Headquartered in Luxembourg, the Court has three parts. The Court of Justice works as the final court of appeal on matters of EU law, and is helped by the General Court, created in 1989 to deal with less complex cases, and by the EU Civil Service Tribunal, created in 2004 to deal with staff matters. The two upper courts each have 27 judges while the Tribunal has seven, all of them appointed for six-year renewable terms of office. And while it is an entirely separate institution, the work of the European Court of Human Rights cannot be ignored, because its rulings have had important judicial implications for the EU.
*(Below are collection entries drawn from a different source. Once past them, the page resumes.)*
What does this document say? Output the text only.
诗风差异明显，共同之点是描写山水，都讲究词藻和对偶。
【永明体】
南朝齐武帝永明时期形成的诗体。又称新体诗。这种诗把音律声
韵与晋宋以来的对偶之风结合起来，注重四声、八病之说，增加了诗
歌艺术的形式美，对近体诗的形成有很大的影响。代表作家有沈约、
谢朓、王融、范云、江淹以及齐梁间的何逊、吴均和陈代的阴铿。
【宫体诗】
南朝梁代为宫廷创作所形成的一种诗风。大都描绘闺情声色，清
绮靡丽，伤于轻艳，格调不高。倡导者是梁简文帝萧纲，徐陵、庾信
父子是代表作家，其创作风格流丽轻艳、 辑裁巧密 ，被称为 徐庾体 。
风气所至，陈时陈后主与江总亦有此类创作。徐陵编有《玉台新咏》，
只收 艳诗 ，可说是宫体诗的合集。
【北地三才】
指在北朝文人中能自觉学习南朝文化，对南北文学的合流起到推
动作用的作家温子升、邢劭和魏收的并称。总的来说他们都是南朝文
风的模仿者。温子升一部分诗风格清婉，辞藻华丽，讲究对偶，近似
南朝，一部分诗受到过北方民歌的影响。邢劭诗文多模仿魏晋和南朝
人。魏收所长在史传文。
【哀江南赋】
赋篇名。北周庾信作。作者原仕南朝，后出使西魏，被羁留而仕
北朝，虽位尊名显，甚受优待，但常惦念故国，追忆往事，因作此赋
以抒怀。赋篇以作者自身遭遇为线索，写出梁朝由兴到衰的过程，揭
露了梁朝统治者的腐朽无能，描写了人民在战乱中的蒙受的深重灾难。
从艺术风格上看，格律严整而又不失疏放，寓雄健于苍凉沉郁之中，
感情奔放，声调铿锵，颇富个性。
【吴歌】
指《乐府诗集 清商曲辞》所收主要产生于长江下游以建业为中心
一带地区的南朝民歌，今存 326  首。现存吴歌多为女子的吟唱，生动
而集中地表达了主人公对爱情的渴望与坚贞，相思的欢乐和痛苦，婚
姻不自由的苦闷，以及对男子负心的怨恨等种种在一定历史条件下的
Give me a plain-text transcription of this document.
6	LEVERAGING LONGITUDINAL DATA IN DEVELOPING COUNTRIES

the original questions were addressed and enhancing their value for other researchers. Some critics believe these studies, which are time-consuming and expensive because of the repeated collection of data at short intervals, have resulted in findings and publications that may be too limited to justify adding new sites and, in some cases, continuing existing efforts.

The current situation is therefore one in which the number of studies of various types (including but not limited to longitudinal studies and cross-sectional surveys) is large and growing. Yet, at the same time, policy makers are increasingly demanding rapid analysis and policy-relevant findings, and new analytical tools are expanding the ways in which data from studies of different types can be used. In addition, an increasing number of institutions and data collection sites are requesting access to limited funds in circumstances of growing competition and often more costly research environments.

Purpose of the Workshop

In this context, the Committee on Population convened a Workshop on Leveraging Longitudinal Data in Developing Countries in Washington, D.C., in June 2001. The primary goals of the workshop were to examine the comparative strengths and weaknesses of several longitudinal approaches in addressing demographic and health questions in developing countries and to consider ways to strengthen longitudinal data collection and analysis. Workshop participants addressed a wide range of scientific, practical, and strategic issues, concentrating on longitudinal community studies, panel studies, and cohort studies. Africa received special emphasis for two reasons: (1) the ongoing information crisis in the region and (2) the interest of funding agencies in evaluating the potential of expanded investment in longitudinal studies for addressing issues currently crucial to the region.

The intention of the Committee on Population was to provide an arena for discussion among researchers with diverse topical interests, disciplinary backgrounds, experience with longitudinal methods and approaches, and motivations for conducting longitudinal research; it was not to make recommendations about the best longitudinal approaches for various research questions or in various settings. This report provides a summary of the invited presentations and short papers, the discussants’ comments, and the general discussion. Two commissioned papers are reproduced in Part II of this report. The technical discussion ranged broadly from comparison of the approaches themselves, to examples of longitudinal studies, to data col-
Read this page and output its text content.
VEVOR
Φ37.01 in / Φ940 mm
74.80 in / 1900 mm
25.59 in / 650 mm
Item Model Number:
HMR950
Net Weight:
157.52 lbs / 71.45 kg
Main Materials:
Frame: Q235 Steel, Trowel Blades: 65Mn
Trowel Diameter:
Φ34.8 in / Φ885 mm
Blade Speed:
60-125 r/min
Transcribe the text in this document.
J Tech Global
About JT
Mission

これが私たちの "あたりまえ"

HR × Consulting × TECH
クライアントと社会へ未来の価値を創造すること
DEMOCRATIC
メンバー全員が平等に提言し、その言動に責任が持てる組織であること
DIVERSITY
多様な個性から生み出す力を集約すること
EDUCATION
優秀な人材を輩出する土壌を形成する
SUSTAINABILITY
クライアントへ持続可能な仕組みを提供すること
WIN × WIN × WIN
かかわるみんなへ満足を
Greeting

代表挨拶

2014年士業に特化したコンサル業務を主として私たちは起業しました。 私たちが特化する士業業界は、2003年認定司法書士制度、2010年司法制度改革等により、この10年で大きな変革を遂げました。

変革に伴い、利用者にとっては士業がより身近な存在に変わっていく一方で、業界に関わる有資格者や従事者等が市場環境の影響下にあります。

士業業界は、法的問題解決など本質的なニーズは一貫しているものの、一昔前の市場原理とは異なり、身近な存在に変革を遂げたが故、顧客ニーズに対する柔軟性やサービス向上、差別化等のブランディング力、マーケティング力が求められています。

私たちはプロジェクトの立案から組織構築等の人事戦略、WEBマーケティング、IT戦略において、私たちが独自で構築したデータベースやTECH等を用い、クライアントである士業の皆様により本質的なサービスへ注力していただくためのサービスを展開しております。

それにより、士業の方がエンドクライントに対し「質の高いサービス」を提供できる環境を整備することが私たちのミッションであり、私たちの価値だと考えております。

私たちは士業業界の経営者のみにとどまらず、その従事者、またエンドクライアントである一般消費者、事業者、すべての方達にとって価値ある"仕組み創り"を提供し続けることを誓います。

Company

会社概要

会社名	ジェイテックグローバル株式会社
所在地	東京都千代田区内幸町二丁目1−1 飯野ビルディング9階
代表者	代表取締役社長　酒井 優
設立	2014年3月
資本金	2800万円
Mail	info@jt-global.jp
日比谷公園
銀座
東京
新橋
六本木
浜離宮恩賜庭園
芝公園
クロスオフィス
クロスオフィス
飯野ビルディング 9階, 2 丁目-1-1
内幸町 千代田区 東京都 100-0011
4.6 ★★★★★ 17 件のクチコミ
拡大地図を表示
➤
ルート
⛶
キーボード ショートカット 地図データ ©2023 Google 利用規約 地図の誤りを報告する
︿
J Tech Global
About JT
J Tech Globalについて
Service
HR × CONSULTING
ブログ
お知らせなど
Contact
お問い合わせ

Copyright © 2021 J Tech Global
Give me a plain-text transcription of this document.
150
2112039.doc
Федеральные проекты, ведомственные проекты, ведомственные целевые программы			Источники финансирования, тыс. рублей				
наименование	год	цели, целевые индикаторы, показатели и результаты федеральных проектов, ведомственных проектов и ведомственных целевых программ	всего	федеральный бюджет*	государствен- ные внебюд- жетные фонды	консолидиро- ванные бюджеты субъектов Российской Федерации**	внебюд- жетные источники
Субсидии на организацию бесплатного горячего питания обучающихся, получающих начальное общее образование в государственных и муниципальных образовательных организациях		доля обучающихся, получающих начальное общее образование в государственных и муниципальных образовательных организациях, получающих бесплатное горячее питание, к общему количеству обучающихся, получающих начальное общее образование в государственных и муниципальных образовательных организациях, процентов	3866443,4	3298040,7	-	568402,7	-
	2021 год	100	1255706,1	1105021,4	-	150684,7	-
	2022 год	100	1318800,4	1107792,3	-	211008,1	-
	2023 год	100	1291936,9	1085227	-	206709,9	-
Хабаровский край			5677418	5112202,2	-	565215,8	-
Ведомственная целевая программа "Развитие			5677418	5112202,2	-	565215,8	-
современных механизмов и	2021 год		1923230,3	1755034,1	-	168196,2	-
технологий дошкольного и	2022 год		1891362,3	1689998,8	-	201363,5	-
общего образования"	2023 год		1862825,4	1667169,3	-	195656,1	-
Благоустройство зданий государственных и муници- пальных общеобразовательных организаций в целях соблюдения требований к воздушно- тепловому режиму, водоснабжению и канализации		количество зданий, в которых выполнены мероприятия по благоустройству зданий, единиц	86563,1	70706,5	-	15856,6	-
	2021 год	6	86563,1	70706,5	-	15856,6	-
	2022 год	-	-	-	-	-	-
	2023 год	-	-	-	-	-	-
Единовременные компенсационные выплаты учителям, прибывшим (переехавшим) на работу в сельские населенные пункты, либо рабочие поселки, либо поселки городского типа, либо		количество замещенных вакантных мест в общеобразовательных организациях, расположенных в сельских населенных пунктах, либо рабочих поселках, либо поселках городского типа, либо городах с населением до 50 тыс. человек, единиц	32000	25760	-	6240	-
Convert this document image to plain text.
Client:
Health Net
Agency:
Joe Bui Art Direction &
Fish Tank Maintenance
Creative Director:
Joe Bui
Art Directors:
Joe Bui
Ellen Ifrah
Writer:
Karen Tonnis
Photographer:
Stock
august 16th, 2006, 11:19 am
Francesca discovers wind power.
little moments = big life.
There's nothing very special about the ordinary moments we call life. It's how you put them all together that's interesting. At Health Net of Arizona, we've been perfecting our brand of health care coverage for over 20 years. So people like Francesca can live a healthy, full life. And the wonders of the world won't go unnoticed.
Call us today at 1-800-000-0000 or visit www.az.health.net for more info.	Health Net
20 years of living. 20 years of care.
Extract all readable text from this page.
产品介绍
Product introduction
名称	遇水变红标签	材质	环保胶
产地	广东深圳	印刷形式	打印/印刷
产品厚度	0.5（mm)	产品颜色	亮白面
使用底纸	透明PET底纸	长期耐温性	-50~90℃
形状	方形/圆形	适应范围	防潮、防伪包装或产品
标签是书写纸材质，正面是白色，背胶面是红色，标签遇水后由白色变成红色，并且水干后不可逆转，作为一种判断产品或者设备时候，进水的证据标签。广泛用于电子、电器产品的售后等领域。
The treaties may not be a constitution as such, and the Court of Justice may not fit the definition of a typical constitutional court (because there is, formally, no EU constitution), but the authority and efficiency of the European institutions has depended heavily on the Court clarifying the meaning and effects of EU law. Its decisions have had an influence on matters as varied as the single market, competition policy, human rights, gender equality, and external trade.
  • The European Court of Justice (headquartered in Luxembourg) is the judicial arm of the European Union, responsible for clarifying the meaning of the treaties and for issuing judgments in disputes involving EU institutions, member states, and individuals affected by EU law.
  • The Court is the least known (and least controversial) of the EU institutions, and yet it has made numerous decisions that have clarified the meaning of integration and have established critical legal principles, such as direct effect, the supremacy of EU law, and mutual recognition.
  • The Court consists of 27 judges appointed for six-year renewable terms by ‘common accord’ of the member states. There is no approval process involving the European Council or the European Parliament.
  • The Court is headed by a president elected to three-year renewable terms by the judges from among their number.
  • The judges are assisted by eight advocates-general charged with reviewing cases as they come to the Court and with delivering independent opinions.
  • Below the Court of Justice there is a General Court that is the first point of decision on less complicated cases, and an EU Civil Service Tribunal that takes cases involving disputes between EU institutions and their staff.
  • Court actions are either preliminary rulings (where national courts ask for a ruling on a matter of EU law arising in a national court case) or direct actions (when a dispute between two parties is brought directly before the Court).
  • Although it is an independent institution, the work of the Strasbourg-based European Court of Human Rights has an important bearing on EU law.